By RAY KELLY
Among Orson Welles’ most tantalizing later projects was his unproduced 1982 screenplay The Big Brass Ring, a political drama he co-wrote with Oja Kodar that dives into power, betrayal and buried secrets.
The script later underwent heavy rewriting by F. X. Feeney and George Hickenlooper for a 1999 Showtime film starring William Hurt and Nigel Hawthorne. Truth be told, I am not an admirer of the Showtime adaptation — nor apparently is noted Welles scholar Jonathan Rosenbaum, who wrote an illuminating afterword for a limited-edition hardcover of the Welles-Kodar screenplay published by James Pepper in 1986.
At its heart, The Big Brass Ring follows Blake Pellarin, a young senator with presidential ambitions, and his one-time mentor, Kim Menaker, a gay former advisor to President Franklin D. Roosevelt. Welles dreamed of attaching a bankable star to the project, but his wish list — Warren Beatty, Clint Eastwood, Paul Newman, Jack Nicholson, Robert Redford, Burt Reynolds — all fell through.
A dozen years after Welles’ death, Hickenlooper shot five pages of the Welles-Kodar screenplay as a proof-of-concept to drum up financial support for a feature-length version.
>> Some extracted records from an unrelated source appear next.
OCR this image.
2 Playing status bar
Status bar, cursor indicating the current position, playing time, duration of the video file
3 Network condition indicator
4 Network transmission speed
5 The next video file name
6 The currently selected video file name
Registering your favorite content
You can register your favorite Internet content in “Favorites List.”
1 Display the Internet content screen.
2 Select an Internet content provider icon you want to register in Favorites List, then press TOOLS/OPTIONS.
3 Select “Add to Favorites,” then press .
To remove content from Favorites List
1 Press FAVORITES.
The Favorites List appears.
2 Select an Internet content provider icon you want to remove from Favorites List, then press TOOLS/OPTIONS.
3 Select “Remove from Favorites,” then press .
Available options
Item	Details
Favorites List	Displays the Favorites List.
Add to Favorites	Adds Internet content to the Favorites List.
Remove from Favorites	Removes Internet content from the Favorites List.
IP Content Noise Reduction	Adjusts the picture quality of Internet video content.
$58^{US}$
The resulting 1997 short film starred Malcolm McDowell as Menaker and Ivana Milicevic as journalist Cela Brandini — roles originally intended for Welles and Kodar themselves.
Though based on a scene from the Welles-Kodar screenplay, Hickenlooper and Matthew Greenberg added considerable new dialogue and shifted the setting from a Madrid hotel to the Santa Monica Pier, giving the short a different energy.
Clocking in at six minutes and filmed in a single day in October 1997, the The Big Brass Ring short appeared on the now out-of-print Warner Brothers DVD Short 2: Dreams (2000), alongside an interview with Hickenlooper. Today, it can be found on YouTube, a tantalizing glimpse of what might have been.